Calawerts, who loves hugs, jokes, gifts, country music and impromptu dance parties in addition to making his 45-minute commute to work every day, relishes meeting prospective employees on “day zero” — meaning he intercepts them in the lobby when they come for a job interview and strikes up a conversation, then puts in a good word with Holcomb. If they’re hired, they get a special “day zero” shout-out from the boss at company meetings. (“It lets people know that he sees them,” Holcomb says.)

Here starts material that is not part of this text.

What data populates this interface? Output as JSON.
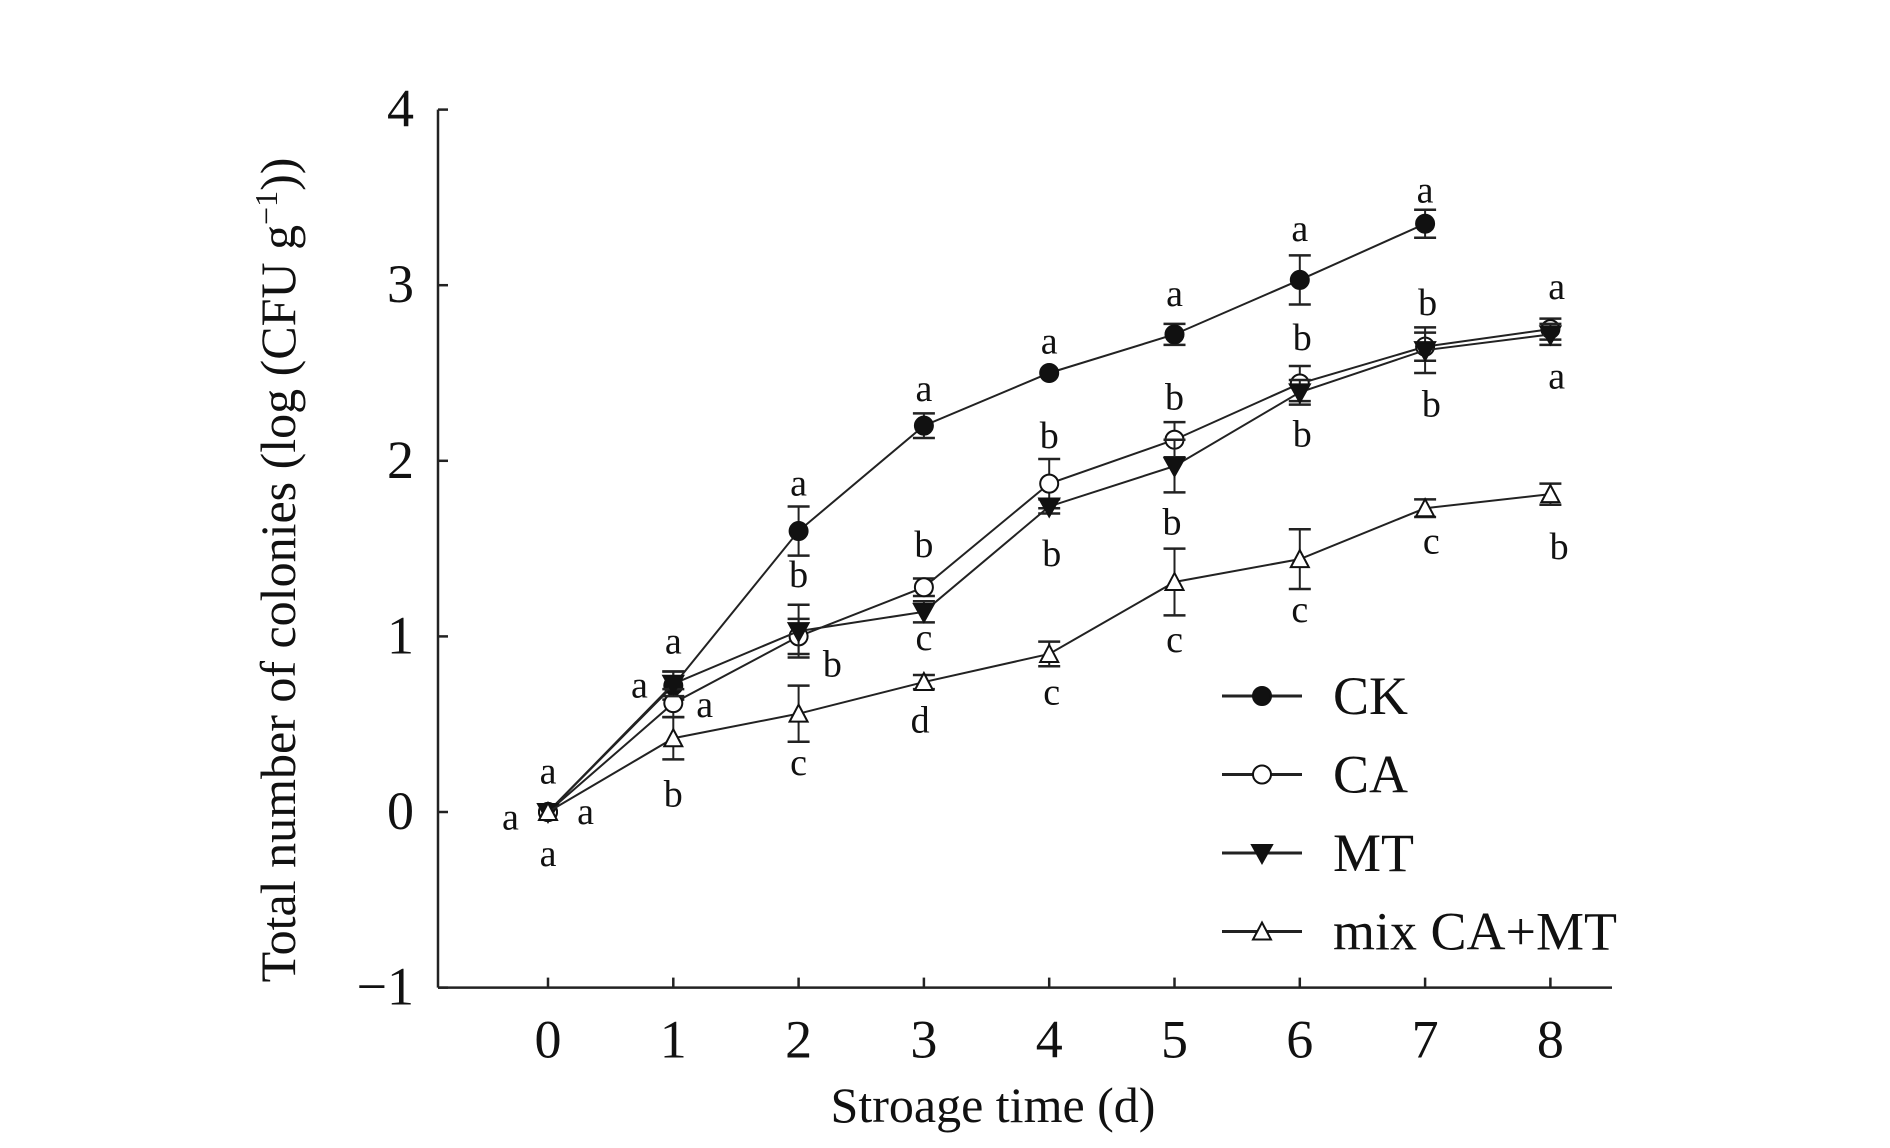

The heart-centered approach to HR is non-negotiable for Calawerts, who asks prospective employees questions like what motivates them and what makes them proud.

“It’s about bringing in people for the right reason,” he says. “It’s about loving everybody, and if you do that, every decision you make is done out of love and care and concern. You can make tough decisions if you’re doing it for that reason.”

A 2017 equipment failure, 2020 pandemic and 2022 fire were pivotal moments that challenged the resilience of Oshkosh Door Co., which today is thriving and growing thanks to innovative manufacturing practices, mergers and acquisitions and a focus on company culture.
A 2017 equipment failure, 2020 pandemic and 2022 fire were pivotal moments that challenged the resilience of Oshkosh Door Co., which today is thriving and growing thanks to innovative manufacturing practices, mergers and acquisitions and a focus on company culture.

‘It’s who they are’

Gina Angeli, an organizational design and leadership consultant who has known Calawerts for about a decade, says Calawerts is doing exactly the job he’s meant to be doing. While his caring nature is what stands out the most, she says, his business acumen is equally impressive.

“Chris has evolved the organization and the leadership team,” Angeli says. “He has high expectations of them, knowing that he has to be focused on how the organization is growing.”

Calawerts is proud to say Oshkosh Door is “people-centered,” but he also knows such labels can induce eye-rolling.

“It’s probably overused,” he says.

But in a sea of organizations that promote themselves as caring about people, Angeli says Oshkosh Door truly deserves the label.

“A lot of organizations talk about doing community outreach, or that they’re supportive of the community, they’re supportive of the family and their employees, they do leadership development and all this stuff, all these programs — but they’re programs,” she says. “The difference with the Oshkosh Door crew is that they don’t have to do a program for it, it’s just who they are.”